岩井 描けない人の絵はよく見ると、どれも同じ斜め顔だったりするけど、だからこそ久野ちゃんの絵のように微妙な差がついていることが、もうひとつの表現になっていると思うんですよね。

門倉 全部を自在に動かせるからどこでも切り取ることができるわけですね。特に描きやすい場面とかがないわけですから。全部描けるという。はぁーすごいなぁ~。

岩井 一見するとなんの変哲もないかわいらしい絵なんだけど、アニメーションとしてロトスコープ並みに動かせるっていうモデルが中にいるので絵として破綻もしていないですよね。しかも、久野ちゃんの絵は時代的耐久性があって、たぶん10年経っても20年経ってもバグが発生しないですよ。実はマンガの怖いところはそこで、大丈夫だったものが10年後20年後にバグになってる。読者の脳の処理能力が上がるとあの大友さんのマンガですらバグが出て、あの『AKIRA』にも「ウッ」と思うところが発生してくるんです。そういう意味で基礎っていうのはすごい大事なんですよね。

門倉 基礎ですか。

岩井  マンガの世界ではロトスコープのように実写から絵をおこすようなやり方が敬遠されているところもあって、そういう意味でいうと久野ちゃんみたいなタイプが次々と出てくれば、そういったバグもリセットされるんじゃないかなと。久野ちゃんみたいな子たちは基礎として美大に行って、まずは実物をデッサンするところからやってきたわけじゃないですか。そこを端折っちゃった人たちが、ある種一部マンガ界を少し違う方向へ連れていっちゃってるところがありましたよね。言い訳として「別に絵を描いているわけじゃないんだ、物語描いてるんだ」みたいな、昭和の時代からゴリ押ししてきた部分があって。それ以上に上手くなくていいんだみたいな。だけどマンガの世界も時代の流れとともにそういうわけにもいかなくなってきて、井上雄彦さんとか、次々と破壊者が登場してどんどんいい絵に向かっているんですね。その中でさらに多様性が増している。

 

門倉 そうですね。久野さんは今の話を聞いてどうですか?

久野 やっぱりイラスト的な絵になると表現としての流行り廃りみたいなものはあると思うので、確かになるべくリアルなデッサンから離しすぎると時代と合わなくなっていく可能性はあるなとは思っています。私も10年20年経った時にどういうふうに絵が残っていくのか、もちろん古くなっていくんだとは思うんです。だからその分、基礎の部分は捨てないようにとは思っています。
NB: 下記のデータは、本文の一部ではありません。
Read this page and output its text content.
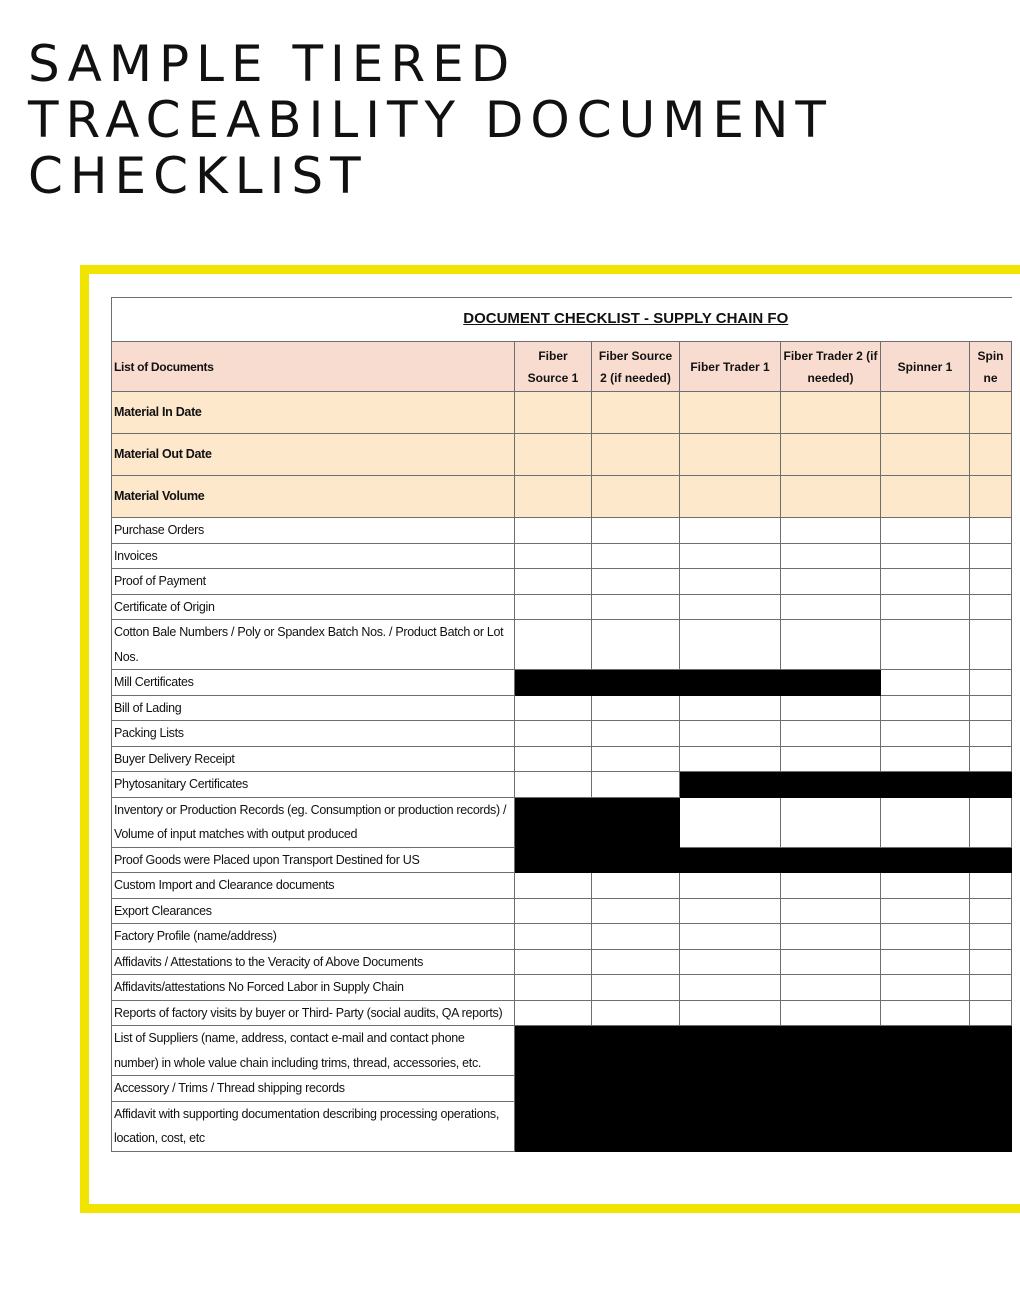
SAMPLE TIERED
TRACEABILITY DOCUMENT
CHECKLIST
DOCUMENT CHECKLIST - SUPPLY CHAIN FO						
List of Documents	Fiber Source 1	Fiber Source 2 (if needed)	Fiber Trader 1	Fiber Trader 2 (if needed)	Spinner 1	Spin ne
Material In Date						
Material Out Date						
Material Volume						
Purchase Orders						
Invoices						
Proof of Payment						
Certificate of Origin						
Cotton Bale Numbers / Poly or Spandex Batch Nos. / Product Batch or Lot Nos.						
Mill Certificates						
Bill of Lading						
Packing Lists						
Buyer Delivery Receipt						
Phytosanitary Certificates						
Inventory or Production Records (eg. Consumption or production records) / Volume of input matches with output produced						
Proof Goods were Placed upon Transport Destined for US						
Custom Import and Clearance documents						
Export Clearances						
Factory Profile (name/address)						
Affidavits / Attestations to the Veracity of Above Documents						
Affidavits/attestations No Forced Labor in Supply Chain						
Reports of factory visits by buyer or Third- Party (social audits, QA reports)						
List of Suppliers (name, address, contact e-mail and contact phone number) in whole value chain including trims, thread, accessories, etc.						
Accessory / Trims / Thread shipping records						
Affidavit with supporting documentation describing processing operations, location, cost, etc						
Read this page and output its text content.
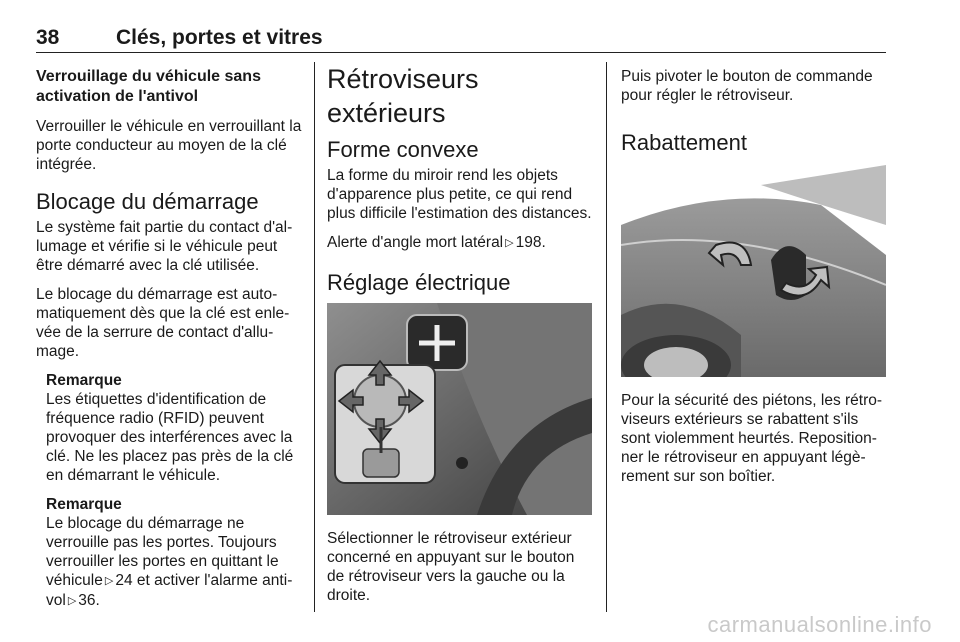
38	Clés, portes et vitres
Verrouillage du véhicule sans activation de l'antivol

Verrouiller le véhicule en verrouillant la porte conducteur au moyen de la clé intégrée.

Blocage du démarrage

Le système fait partie du contact d'allumage et vérifie si le véhicule peut être démarré avec la clé utilisée.

Le blocage du démarrage est automatiquement dès que la clé est enlevée de la serrure de contact d'allumage.

Remarque

Les étiquettes d'identification de fréquence radio (RFID) peuvent provoquer des interférences avec la clé. Ne les placez pas près de la clé en démarrant le véhicule.

Remarque

Le blocage du démarrage ne verrouille pas les portes. Toujours verrouiller les portes en quittant le véhicule ▷ 24 et activer l'alarme antivol ▷ 36.

Rétroviseurs extérieurs
Forme convexe

La forme du miroir rend les objets d'apparence plus petite, ce qui rend plus difficile l'estimation des distances.

Alerte d'angle mort latéral ▷ 198.

Réglage électrique

Sélectionner le rétroviseur extérieur concerné en appuyant sur le bouton de rétroviseur vers la gauche ou la droite.

Puis pivoter le bouton de commande pour régler le rétroviseur.

Rabattement

Pour la sécurité des piétons, les rétroviseurs extérieurs se rabattent s'ils sont violemment heurtés. Repositionner le rétroviseur en appuyant légèrement sur son boîtier.

carmanualsonline.info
門倉 基礎ができていたら、時代が変わってもちゃんとカスタマイズすれば描けるということで。

岩井 マンガの世界は物語さえ面白ければ許されてきたっていう部分もあった。だけど、その中で鳥山明さんのようなパラダイムシフトを起こすような上手さを持った人が次々現れて、いまのマンガ界ができあがってきましたよね。その中で、ますます高い技術を要求されるようになって、表現の仕方も多様になってきた。マンガの世界をまんべんなく見ていると色んな技があるんだなと思いますね。

門倉 そうですね。いろんな方がいろんな描き方を。

岩井 久野ちゃんのような子が出てきて楽しみですね。僕も読者として、とても楽しみです。